Keduanya merupakan orang yang kuat dari kaum Quraisy. Rasulullah yakin jika salah satu berhasil masuk Islam maka ini akan menjadi syiar yang bagus sekaligus akan semakin menguatkan dakwah. Maka Umar bin Khattab lah yang dipilih Allah untuk menemani Muhammad saw. Sejak itu, atas ijin Allah tentunya, dakwah Islam semakin terbuka dan tak terbendung.
Dua fragmen diatas memberi hikmah seorang pemimpin adalah orang yang mengerti dengan kekurangannya. Musa sadar ia bukanlah orang yang pandai bicara. Maka untuk menghadapi seorang fir’aun dibutuhkan orang yang juga hebat dalam dialektika. Begitu juga Muhammad saw, yang membutuhkan orang yang kuat untuk melengkapi kepingan puzzlenya.
Pemimpin bukanlah orang yang digdaya dan bisa menepuk dada seenaknya. Pemimpin juga bukan orang yang serba bisa lalu merasa dirinya sendiri bisa menaklukkan dunia. Sebaliknya pemimpin adalah orang yang menyadari ketidakbisaannya lalu memilih orang yang tepat untuk melengkapi dirinya.
Dari Rasulullah saw pula kita belajar tentang membaca karakter seseorang. Beliau pernah mendoakan Abdullah Ibnu Abbad, “Ya Allah, berilah ia kepahaman agama dan Al-Qur’an” kelak sejarah mencatat Abdullah Ibnu Abbas dikenal sebagai seorang ahli Hadis, ahli Tafsir, ahli Fikih. Ia menjadi tempat rujukan banyak orang bahkan para sahabat yang lebih tua darinya.

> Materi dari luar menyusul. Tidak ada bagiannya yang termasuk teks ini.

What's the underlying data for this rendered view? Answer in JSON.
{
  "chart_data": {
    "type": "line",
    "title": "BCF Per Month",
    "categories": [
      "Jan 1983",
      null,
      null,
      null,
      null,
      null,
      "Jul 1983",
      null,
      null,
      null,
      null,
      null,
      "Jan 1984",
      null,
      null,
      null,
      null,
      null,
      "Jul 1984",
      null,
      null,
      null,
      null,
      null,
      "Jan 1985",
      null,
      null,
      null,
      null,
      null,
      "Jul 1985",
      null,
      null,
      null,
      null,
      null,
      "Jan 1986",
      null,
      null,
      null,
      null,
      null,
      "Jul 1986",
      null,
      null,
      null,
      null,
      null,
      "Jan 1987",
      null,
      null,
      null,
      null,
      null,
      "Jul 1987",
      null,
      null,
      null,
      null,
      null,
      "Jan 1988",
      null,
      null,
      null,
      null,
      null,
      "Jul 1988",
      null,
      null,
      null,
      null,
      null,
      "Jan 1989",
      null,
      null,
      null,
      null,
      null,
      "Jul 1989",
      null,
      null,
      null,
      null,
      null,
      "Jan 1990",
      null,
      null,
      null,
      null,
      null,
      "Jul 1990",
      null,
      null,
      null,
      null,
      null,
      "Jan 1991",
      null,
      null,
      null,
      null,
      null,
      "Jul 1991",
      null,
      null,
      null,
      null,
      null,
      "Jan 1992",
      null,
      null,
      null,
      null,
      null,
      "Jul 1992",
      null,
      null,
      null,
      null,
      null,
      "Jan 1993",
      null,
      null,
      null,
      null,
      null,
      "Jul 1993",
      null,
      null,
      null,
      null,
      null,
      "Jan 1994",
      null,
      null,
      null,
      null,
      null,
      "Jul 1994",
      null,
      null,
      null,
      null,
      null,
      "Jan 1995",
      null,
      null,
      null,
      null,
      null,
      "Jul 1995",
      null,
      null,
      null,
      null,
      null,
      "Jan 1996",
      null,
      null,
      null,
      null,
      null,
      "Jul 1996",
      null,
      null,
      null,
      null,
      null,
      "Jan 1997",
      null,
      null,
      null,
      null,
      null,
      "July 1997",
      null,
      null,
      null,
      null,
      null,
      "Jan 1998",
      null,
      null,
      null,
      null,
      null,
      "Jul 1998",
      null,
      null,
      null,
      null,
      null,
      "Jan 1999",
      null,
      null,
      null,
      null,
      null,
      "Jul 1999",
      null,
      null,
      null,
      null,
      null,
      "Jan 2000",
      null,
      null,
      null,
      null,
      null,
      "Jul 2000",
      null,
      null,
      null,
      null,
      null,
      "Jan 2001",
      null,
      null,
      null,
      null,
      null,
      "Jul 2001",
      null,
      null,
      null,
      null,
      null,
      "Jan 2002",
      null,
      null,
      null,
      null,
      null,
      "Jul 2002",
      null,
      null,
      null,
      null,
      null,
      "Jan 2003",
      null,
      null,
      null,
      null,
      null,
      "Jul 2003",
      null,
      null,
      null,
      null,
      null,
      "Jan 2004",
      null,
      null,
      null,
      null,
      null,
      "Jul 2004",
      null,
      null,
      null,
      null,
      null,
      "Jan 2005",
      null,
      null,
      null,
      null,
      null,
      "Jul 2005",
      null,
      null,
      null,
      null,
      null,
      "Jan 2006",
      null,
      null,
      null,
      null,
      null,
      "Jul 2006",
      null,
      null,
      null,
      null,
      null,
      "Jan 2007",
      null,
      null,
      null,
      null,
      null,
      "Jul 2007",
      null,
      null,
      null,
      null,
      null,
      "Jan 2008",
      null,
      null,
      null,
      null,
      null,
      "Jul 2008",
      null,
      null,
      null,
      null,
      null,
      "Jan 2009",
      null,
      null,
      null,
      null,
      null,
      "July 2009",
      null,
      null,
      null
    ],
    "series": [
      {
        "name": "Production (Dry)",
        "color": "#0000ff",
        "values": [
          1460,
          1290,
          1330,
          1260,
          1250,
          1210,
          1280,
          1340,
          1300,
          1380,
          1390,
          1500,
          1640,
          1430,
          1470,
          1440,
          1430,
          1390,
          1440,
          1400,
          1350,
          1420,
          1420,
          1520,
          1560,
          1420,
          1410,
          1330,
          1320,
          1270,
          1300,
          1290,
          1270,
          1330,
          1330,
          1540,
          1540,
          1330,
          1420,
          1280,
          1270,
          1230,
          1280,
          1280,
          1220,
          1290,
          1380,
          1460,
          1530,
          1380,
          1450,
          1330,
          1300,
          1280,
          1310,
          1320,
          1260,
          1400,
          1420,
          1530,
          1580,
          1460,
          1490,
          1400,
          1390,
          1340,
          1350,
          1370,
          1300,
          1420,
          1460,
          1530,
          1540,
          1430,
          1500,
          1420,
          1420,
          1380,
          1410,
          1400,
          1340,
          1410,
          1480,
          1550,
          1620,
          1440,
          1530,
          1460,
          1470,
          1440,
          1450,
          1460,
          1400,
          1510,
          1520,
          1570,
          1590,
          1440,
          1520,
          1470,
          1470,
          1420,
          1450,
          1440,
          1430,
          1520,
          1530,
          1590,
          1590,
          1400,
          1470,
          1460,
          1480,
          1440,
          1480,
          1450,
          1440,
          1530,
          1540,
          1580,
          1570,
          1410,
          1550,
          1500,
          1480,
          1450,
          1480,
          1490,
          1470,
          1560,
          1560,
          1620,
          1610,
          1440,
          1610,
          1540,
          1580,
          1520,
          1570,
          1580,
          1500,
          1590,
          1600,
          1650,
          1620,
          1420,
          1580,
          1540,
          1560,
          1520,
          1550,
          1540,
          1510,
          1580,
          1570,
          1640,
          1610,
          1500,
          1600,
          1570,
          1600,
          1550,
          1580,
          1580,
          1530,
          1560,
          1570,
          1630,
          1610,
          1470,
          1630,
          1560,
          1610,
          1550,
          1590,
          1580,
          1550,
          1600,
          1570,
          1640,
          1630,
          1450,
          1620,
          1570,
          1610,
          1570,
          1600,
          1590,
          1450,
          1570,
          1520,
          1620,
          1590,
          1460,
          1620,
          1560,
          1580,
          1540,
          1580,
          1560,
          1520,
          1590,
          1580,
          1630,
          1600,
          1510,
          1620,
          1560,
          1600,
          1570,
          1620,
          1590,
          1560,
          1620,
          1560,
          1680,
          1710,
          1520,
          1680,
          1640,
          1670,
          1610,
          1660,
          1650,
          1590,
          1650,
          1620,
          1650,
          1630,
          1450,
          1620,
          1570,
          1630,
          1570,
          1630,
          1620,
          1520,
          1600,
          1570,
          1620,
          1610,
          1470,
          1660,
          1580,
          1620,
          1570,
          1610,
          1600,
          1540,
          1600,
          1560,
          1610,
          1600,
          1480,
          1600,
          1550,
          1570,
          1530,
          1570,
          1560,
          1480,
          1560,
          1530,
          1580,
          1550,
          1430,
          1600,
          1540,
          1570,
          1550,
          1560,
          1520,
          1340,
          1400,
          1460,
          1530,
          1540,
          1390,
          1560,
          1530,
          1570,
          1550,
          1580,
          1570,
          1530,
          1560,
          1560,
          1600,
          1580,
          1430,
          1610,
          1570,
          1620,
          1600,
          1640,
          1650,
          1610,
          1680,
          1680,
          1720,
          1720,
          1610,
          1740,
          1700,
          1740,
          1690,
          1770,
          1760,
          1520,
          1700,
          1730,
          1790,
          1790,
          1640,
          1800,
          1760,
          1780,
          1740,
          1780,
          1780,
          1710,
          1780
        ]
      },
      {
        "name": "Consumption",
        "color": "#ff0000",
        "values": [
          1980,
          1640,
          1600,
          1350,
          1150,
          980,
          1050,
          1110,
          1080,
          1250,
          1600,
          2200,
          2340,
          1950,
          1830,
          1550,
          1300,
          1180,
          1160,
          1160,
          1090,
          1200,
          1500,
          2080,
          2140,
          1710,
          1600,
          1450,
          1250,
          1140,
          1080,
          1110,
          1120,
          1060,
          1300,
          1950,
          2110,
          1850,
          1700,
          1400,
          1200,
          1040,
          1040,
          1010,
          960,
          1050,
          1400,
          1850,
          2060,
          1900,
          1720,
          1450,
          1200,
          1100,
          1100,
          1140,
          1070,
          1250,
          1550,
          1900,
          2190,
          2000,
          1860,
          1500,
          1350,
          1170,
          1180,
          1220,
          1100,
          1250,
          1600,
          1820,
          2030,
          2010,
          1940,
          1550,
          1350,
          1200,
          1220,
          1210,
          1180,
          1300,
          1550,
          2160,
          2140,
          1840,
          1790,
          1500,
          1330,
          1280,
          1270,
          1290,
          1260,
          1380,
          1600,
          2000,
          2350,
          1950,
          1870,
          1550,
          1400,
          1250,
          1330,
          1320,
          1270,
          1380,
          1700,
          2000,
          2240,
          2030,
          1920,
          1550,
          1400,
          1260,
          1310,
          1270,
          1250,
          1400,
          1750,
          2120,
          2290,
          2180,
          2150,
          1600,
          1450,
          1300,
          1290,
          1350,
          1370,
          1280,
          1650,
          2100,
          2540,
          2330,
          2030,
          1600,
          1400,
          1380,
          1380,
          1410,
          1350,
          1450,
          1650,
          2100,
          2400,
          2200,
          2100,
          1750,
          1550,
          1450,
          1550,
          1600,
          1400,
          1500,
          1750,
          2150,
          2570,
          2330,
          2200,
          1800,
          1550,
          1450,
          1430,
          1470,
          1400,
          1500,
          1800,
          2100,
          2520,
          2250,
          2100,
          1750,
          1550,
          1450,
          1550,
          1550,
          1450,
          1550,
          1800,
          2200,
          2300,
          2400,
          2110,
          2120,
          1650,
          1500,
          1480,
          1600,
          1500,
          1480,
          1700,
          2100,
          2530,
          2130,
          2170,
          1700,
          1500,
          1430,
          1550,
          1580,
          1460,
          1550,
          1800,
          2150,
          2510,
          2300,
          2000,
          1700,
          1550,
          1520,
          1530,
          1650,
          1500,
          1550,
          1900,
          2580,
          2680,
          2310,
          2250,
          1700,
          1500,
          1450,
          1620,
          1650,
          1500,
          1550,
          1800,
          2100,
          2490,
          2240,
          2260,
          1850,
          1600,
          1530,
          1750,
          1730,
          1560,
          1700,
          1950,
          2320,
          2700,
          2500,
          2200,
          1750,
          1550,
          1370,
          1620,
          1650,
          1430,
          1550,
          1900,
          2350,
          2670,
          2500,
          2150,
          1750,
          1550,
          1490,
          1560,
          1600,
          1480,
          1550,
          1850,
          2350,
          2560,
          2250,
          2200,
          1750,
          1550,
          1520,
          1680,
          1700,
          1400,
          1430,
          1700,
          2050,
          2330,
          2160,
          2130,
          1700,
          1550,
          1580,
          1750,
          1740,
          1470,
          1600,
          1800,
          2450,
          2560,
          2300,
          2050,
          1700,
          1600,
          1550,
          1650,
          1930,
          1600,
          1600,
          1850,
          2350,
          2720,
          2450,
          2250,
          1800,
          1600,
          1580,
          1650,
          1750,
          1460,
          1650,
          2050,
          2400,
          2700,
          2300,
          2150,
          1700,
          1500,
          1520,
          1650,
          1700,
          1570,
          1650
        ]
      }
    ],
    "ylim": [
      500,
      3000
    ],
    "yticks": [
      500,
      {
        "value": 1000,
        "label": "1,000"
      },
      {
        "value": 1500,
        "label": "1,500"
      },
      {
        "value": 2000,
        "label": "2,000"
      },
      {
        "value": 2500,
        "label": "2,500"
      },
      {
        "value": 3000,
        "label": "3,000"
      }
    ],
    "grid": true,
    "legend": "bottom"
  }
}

Doa pemimpin adalah doa tentang kebaikan. Maka Allah swt pernah menegur Musa saat ia berkata, “Ana a`lam al-qaum” (Aku orang paling pandai di negeri ini). Sepintas apa yang dikatakan oleh Musa dapat dianggap wajar terlebih yang dihadapinya saat itu adalah Fir’aun yang dikenal digdaya dan penuh kuasa. Namun, Allah swt memandang pernyataan Musa berlebihan. Musa lalu ditegur dan mendapat pembelajaran lewat seorang Nabi Khidir. Tidak cukup sampai disitu Allah swt pun meluruskan Nabi Musa dengan mengajarkan doa yang penuh kebaikan, “Rabbi zidni `ilman”(Ya Allah tambahkan kepadaku ilmu pengetahuan).
Begitulah, doa pemimpin adalah doa yang penuh kebaikan. Ia tidak mendahulukan ke-aku-an sebaliknya doa pemimpin adalah doa yang menggerakkan siapa yang dipimpinnya. Misinya adalah membawa kesuksesan kepada orang lain bukan dirinya.
Sebagaimana pesan yang disampaikan oleh KH. Ahmad Jameel beberapa waktu lalu, “Kesuksesan kita adalah bagaimana membuat jalan kesuksesan bagi orang lain”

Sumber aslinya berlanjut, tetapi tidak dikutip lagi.